World Events and the Stock Market – What Should You Do When the Unexpected Happens?
Does anyone remember the old Saturday Night Live skits with Gilda Radner as Rosanna Rosanna Danna? Her famous line was, “It’s always something.” Keep this in mind when the headlines scream about some unexpected world event (Brexit, anyone?) and the stock market takes a hit for a few days.
Even if the event itself is new, the economy has 100 years of surprises behind it. Yes, the stock market hates uncertainty, but it also gets over it and moves on. Investors need to learn to do the same.

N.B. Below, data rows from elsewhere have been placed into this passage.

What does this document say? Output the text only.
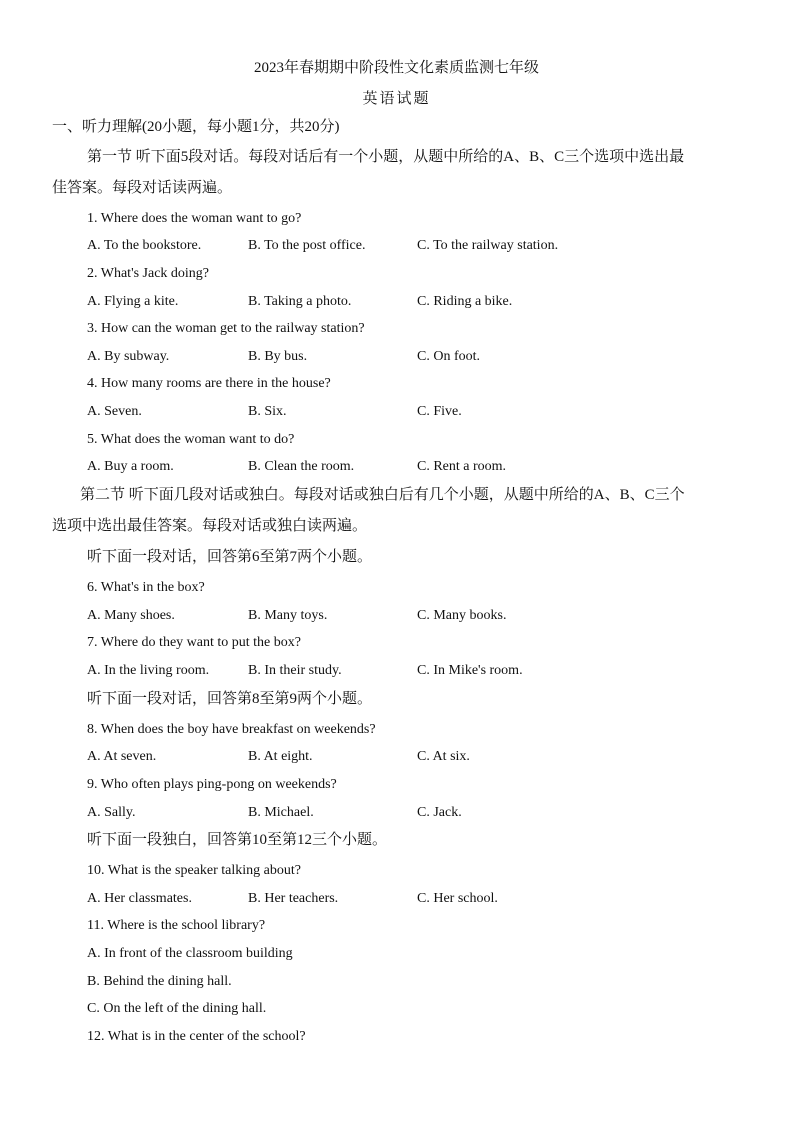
2023年春期期中阶段性文化素质监测七年级
英语试题
一、听力理解(20小题，每小题1分，共20分)
第一节 听下面5段对话。每段对话后有一个小题，从题中所给的A、B、C三个选项中选出最
佳答案。每段对话读两遍。
1. Where does the woman want to go?
A. To the bookstore.	B. To the post office.	C. To the railway station.
2. What's Jack doing?
A. Flying a kite.	B. Taking a photo.	C. Riding a bike.
3. How can the woman get to the railway station?
A. By subway.	B. By bus.	C. On foot.
4. How many rooms are there in the house?
A. Seven.	B. Six.	C. Five.
5. What does the woman want to do?
A. Buy a room.	B. Clean the room.	C. Rent a room.
第二节 听下面几段对话或独白。每段对话或独白后有几个小题，从题中所给的A、B、C三个
选项中选出最佳答案。每段对话或独白读两遍。
听下面一段对话，回答第6至第7两个小题。
6. What's in the box?
A. Many shoes.	B. Many toys.	C. Many books.
7. Where do they want to put the box?
A. In the living room.	B. In their study.	C. In Mike's room.
听下面一段对话，回答第8至第9两个小题。
8. When does the boy have breakfast on weekends?
A. At seven.	B. At eight.	C. At six.
9. Who often plays ping-pong on weekends?
A. Sally.	B. Michael.	C. Jack.
听下面一段独白，回答第10至第12三个小题。
10. What is the speaker talking about?
A. Her classmates.	B. Her teachers.	C. Her school.
11. Where is the school library?
A. In front of the classroom building
B. Behind the dining hall.
C. On the left of the dining hall.
12. What is in the center of the school?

- June 23, 1950 – Outbreak of the Korean War – Immediate reaction: 12% drop, 6 months later: 19% gain
- November 21, 1963 – Assassination of JFK – Immediate reaction: 3% drop, 6 months later: 15% gain
- May 1, 1970 – Kent State Shootings – Immediate reaction: 14% drop, 6 months later: 20% gain
- Sept. 15, 1992 – ERM United Kingdom Currency Crisis – Immediate reaction: 4.6% drop, 6 months later: 9.2% gain
- Sept. 11, 2001 – 9/11 Terrorist Attacks – Immediate reaction: 14% drop, 6 months later: 24% gain
So as you can see, bad stuff happens every year. Stock markets move in cycles regardless of the latest crises. Stick to your diversified investment plan and tune out the noise of the news and you will be in better shape than those who panic and sell every time a new headline pops up.